2. Honda. Finally, someone's putting a hydrogen car into production! This 70-mile-per-gallon car does not burn gas, and the only emission is water vapor. Wondrous! The only problem is that there are no hydrogen filling stations around here (there are about 60 nationwide -- 50 of them in California). Honda, however, is also developing a device that you can have at home that will not only produce hydrogen for your car but will also heat and power your house. YAY!

The only problem is that the gadget that makes the hydrogen and heats and powers your house burns natural gas. To be honest, I'm not sure how that affects global warming, but it doesn't really sound so good... But it's a start!

3. The Dollar Tree. It's nice to have a dollar store nearby. We spent twelve bucks on toys and made three children happy. With the slow blight and destruction of our local neighborhood stores we're grateful to have a thrift shop close at hand. Now if we can just get a local neighborhood grocery store to come back...

4. Bicycle Paths. Shortly after we moved into our happy little house in the hood the city came along and tore out all the trees in our neighborhood. Turns out that the little babbling brook that meanders behind our across-the-street neighbor's house had flooded back in the 1950s, and the city was just now getting around to fixing it. So they tore out all the trees, straightened and widened the stream bed, lined it with rocks, built a bike path along the bank, and have now planted new seedling trees to replace the big huge old-growth trees that used to be there. Overall it's a good project and needed to be done, but we were horribly distraught that they took so long to get our section of it done, and they tore out ALL the trees. But the other day I was able for the first time to walk along the new bike path for a few blocks. It was nice. I hope the new trees and other flora grow quickly. My mother-in-law has given Dagmar and I her old bicycles; we're taking them to the bike shop today to see if they can be refurbished.

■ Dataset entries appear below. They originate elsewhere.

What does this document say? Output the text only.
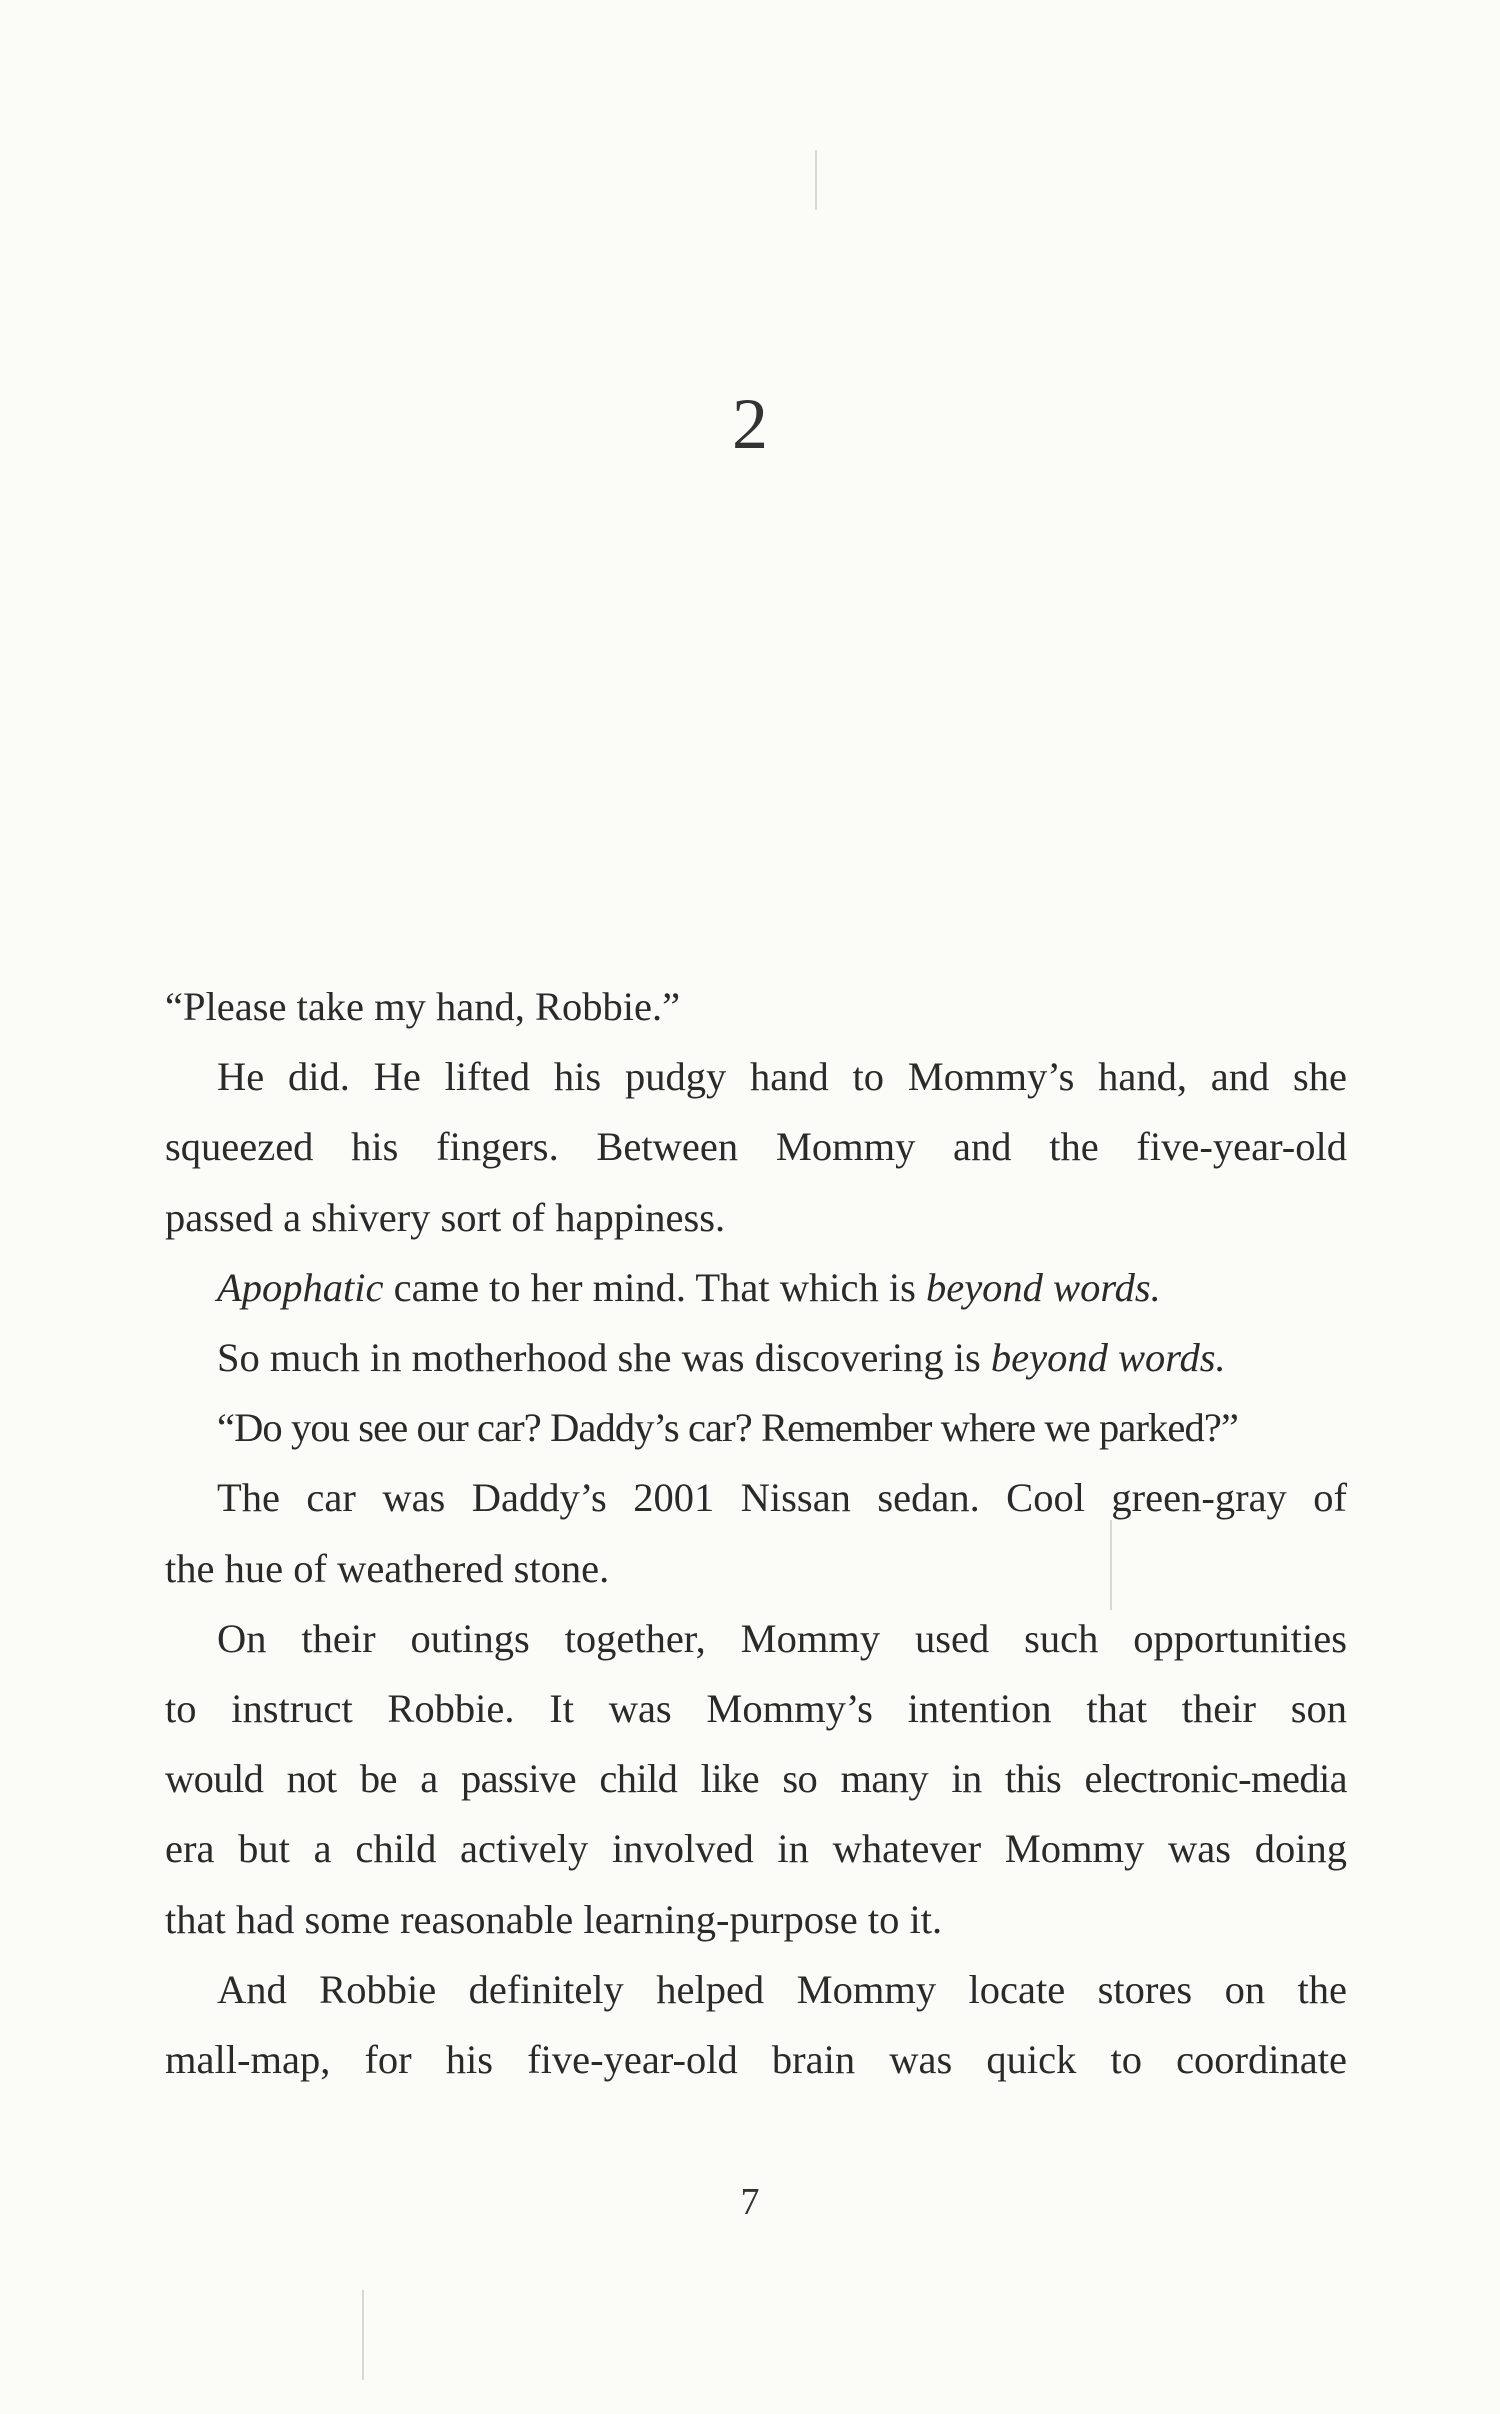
2
“Please take my hand, Robbie.”
He did. He lifted his pudgy hand to Mommy’s hand, and she
squeezed his fingers. Between Mommy and the five-year-old
passed a shivery sort of happiness.
Apophatic came to her mind. That which is beyond words.
So much in motherhood she was discovering is beyond words.
“Do you see our car? Daddy’s car? Remember where we parked?”
The car was Daddy’s 2001 Nissan sedan. Cool green-gray of
the hue of weathered stone.
On their outings together, Mommy used such opportunities
to instruct Robbie. It was Mommy’s intention that their son
would not be a passive child like so many in this electronic-media
era but a child actively involved in whatever Mommy was doing
that had some reasonable learning-purpose to it.
And Robbie definitely helped Mommy locate stores on the
mall-map, for his five-year-old brain was quick to coordinate
7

5. Google. I use Google stuff quite a bit. I have a gmail account, I use their photo software, their word processor and spreadsheet software, their web design software, their calendar, and this blog is done using Google stuff. I'm continually surprised and happy that Google is slowly but surely turning my lowly little PC into something more and more useful every day. Using computers is starting to be as I imagined it would when I was in college, lo those many years ago. And they do it in an environmentally friendly manner -- I hear they use only recycled electrons.

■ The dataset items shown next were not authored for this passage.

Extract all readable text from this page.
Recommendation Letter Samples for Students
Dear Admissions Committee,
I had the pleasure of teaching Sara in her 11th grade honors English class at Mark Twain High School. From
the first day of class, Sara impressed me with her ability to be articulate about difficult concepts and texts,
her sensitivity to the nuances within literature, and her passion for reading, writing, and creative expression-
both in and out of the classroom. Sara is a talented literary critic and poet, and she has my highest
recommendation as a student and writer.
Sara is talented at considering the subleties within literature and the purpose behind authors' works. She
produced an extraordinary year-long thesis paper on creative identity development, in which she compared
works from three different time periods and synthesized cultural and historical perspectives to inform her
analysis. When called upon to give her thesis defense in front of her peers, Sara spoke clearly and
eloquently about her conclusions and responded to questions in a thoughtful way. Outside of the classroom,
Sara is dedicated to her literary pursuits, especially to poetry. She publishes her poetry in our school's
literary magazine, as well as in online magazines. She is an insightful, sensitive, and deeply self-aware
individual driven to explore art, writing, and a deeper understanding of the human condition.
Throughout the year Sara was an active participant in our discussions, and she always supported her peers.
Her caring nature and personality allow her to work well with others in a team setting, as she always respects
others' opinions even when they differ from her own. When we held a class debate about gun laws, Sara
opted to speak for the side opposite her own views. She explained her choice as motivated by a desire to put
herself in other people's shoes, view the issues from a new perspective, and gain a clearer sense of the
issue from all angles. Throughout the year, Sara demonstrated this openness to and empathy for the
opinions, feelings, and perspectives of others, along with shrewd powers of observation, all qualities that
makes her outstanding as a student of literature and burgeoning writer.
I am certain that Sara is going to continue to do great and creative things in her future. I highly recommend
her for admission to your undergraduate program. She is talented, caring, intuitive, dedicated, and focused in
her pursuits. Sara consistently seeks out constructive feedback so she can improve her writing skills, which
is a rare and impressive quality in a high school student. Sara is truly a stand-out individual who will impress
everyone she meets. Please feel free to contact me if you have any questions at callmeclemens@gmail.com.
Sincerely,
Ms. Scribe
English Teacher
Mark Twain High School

6. Mustang Seats. If you have a motorcycle, get a Mustang seat. They're kinda spendy, but your tuckus will thank you! Very much worth the cost.

I'm kinda sad - I came up with ten things that irritated me without a problem. But when I tried to think of things that have made me happy lately, I kinda ran out of steam after number three. I'll keep going, though. I'm sure there are other things that make me happy (other than puppy dogs and beer and flowers and mushy stuff like that).

7. Puppy Dogs.

8. Beer. Boy, if you ever get the chance to try 1554 or Abbey, both brewed by the New Belgium Brewery, DO IT. You won't regret it... Don't be afraid of dark beer - these are both tasty, vaguely sweet beverages. (Abbey is brewed in the Belgian Ale style, while 1554 is based on a recipe the monks used to brew back in ye olden year of, well, 1554.) Good, good stuff! And what's best is that the brewery is very environmentally friendly. They even give their employees bicycles so they can ride to work if you want. If you work there long enough, they send you to Belgium. What's cooler than that?

9. Pot Stickers. (Bet you thought I'd say "flowers," didn't you.) Pot stickers make my tummy happy.

10. Weekends. Some day I'm going to find me a job that lets me get outside once in a while. Until then, I'm gonna love the heck out of weekends.